Developers at Sangoma Technologies Corporation have warned about an actively exploited 0-day vulnerability in FreePBX that affects systems with the administration panel exposed to the internet.

FreePBX is an open-source PBX (Private Branch Exchange) platform built on top of Asterisk, widely used by businesses, call centers, and service providers to manage voice communications, internal extensions, SIP trunks, and call routing.

The Sangoma FreePBX security team warns that since August 21, 2025, hackers have been exploiting a zero-day vulnerability in remotely accessible administration panels.

“The Sangoma FreePBX security team has become aware of a potential exploit affecting some systems where the administration panel is exposed to public access over the internet. We are working on a fix, which is expected to be deployed within the next 36 hours,” the developers originally wrote. “Users are advised to restrict administrative access to FreePBX by using the Firewall module to limit access to known and trusted hosts only.”

The vulnerability at the root of these attacks has been assigned the identifier CVE-2025-57819 (10 out of 10 on the CVSS scale).

“Insufficient sanitization of user-supplied data allows unauthorized access to the FreePBX Administrator, which can lead to arbitrary database manipulation and remote code execution,” the developers explained.

The issue affects the following versions:

  • FreePBX 15 up to version 15.0.66;
  • FreePBX 16 up to version 16.0.89;
  • FreePBX 17 up to version 17.0.3.

As a result, an emergency fix for the EDGE module was released, followed by urgent patches.

According to Sangoma, on August 21 unauthorized attackers began exploiting CVE-2025-57819 in FreePBX versions 16 and 17. After gaining initial access, the attackers attempted to obtain root privileges on the targeted hosts.

Users are advised to update FreePBX to the latest supported versions as soon as possible and to restrict public access to the administrative control panel.

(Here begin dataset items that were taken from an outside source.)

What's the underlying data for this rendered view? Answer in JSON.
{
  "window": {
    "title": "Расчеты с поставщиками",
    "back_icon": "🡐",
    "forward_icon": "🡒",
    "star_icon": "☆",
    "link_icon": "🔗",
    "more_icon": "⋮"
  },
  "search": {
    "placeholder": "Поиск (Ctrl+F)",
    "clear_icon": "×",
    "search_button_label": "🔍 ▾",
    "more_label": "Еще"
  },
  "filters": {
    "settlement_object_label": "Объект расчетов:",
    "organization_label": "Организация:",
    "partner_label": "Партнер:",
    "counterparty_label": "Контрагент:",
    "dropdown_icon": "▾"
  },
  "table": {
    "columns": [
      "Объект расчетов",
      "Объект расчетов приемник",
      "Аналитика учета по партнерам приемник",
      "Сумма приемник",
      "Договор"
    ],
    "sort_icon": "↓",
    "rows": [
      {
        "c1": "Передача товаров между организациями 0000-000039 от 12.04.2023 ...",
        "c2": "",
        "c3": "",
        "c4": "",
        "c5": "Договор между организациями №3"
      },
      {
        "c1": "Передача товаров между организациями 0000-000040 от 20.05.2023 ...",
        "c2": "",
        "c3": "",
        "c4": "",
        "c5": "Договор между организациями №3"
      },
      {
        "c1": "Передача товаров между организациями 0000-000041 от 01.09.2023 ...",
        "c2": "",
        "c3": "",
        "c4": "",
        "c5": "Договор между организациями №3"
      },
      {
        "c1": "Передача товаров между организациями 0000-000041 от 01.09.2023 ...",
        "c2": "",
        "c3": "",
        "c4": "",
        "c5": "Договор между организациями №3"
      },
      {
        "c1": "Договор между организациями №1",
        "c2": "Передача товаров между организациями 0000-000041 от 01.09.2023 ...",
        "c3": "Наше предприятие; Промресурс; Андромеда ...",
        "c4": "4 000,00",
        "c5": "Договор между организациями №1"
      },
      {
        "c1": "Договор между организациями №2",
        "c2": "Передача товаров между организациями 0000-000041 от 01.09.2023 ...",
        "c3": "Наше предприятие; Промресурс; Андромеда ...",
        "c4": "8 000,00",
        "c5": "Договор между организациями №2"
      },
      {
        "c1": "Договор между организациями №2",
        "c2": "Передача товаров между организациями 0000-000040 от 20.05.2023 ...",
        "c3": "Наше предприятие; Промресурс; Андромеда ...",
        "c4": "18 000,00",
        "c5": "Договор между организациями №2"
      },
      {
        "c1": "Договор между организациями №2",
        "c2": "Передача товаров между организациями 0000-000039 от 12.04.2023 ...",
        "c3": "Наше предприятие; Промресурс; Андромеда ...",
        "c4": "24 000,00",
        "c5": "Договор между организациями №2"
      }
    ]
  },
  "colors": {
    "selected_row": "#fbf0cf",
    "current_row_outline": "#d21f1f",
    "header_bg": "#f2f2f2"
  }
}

It is also recommended to scan the environment for the following indicators of compromise:

  • the /etc/freepbx.conf file was recently modified or is missing;
  • the presence of the /var/www/html/.clean.sh file (this file should not exist on normal systems);
  • suspicious POST requests to modular.php, which can be found in the Apache web server logs;
  • calls to number 9998 in the call logs and Asterisk CDR;
  • a suspicious ampuser account in the ampusers database, or other unknown users.

Currently, many FreePBX customers have reported that their servers were compromised through this vulnerability.

“Several servers in our infrastructure were compromised, and the attack affected roughly 3,000 SIP extensions and 500 trunks,” one customer writes on the project forums. “As part of our incident response, we locked down all administrative access and restored the systems to their previous state.”

“Yes, my personal PBX was affected too, as was another one I help manage. The exploit essentially allows an attacker to execute any command that the asterisk user is permitted to run,” writes another affected user on Reddit.